You may have agreed with the suggestion that this approach assumes homogeneity within ethnic groups and does not take account of other differences such as gender, class, age and sexuality. In addition, religion may present challenges and complexities. Often the subtleties of religious beliefs are not recognised or indeed the fact that religious practices are not homogeneous. It could be argued that this ‘ethnic matching’ solution is based on a fact file’ approach to ethnicity that reinforces racial and religious stereotypes. Not only does it assume that individuals in particular ‘racial’, ethnic or religious groups have the same values and beliefs, but also it assumes that individuals of the same ethnic group give the same meanings and understandings to particular words and phrases. Thus communication difficulties’ are addressed purely by providing a worker of the same ethnic, religious or ‘racial’ background, and diversity is ignored.

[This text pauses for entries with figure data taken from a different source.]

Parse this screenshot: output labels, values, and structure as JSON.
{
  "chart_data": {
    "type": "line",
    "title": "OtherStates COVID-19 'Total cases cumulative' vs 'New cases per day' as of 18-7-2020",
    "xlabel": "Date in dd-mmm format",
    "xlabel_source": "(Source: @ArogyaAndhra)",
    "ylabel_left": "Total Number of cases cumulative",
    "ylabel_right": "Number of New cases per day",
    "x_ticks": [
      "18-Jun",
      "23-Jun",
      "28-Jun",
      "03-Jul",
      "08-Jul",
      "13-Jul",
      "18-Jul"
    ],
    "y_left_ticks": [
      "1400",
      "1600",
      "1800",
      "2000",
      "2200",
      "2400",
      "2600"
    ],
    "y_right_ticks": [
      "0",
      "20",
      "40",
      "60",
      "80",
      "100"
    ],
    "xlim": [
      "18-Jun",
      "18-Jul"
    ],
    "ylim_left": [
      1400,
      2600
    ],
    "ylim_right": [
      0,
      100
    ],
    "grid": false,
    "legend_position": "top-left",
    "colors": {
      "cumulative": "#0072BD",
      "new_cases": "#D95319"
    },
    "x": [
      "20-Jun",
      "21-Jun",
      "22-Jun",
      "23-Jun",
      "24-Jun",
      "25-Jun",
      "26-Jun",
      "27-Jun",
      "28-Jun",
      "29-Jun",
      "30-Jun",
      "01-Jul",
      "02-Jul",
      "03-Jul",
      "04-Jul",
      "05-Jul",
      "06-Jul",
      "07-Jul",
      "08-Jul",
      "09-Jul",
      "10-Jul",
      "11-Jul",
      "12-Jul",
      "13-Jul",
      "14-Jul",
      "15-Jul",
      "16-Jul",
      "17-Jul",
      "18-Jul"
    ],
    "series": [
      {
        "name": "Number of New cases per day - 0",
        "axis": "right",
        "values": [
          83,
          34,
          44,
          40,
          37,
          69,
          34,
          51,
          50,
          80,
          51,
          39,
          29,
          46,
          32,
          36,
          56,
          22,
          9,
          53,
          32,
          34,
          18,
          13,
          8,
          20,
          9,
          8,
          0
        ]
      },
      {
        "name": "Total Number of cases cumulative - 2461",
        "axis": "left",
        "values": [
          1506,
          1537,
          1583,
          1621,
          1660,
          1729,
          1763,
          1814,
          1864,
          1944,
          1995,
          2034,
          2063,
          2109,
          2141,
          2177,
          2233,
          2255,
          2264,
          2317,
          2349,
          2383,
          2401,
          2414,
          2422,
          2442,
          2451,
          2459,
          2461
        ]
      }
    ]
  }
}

Yasmin Gunaratnam, a writer and researcher on ‘race’ and ethnicity, challenges this assumption and claims it is important for people to reach a shared understanding even though they may be from different ‘racial’ or ethnic backgrounds, by taking the time to explore meanings through discussion and dialogue (Gunaratnam, 2003b). She further argues that the present literature on cross-cultural communication in health and social care focuses on the technical aspects of communication and hence takes attention away from the difficulty of dealing with the emotional pain of the client:
I would argue that technical preoccupations with meaning in cross-cultural encounters can serve as a defence against the anxiety of witnessing and holding emotional pain in health care interactions.
Gunaratnam, 2003b, p. 1 19
Perhaps you noticed that in this quotation Gunaratnam uses psychodynamic language. Psychodynamic writers on issues of ‘race’ and racism, such as Rustin (2000), argue that it is important to acknowledge the emotional component of cross-cultural encounters, and the ways in which racism can build on unconscious defences and anxieties.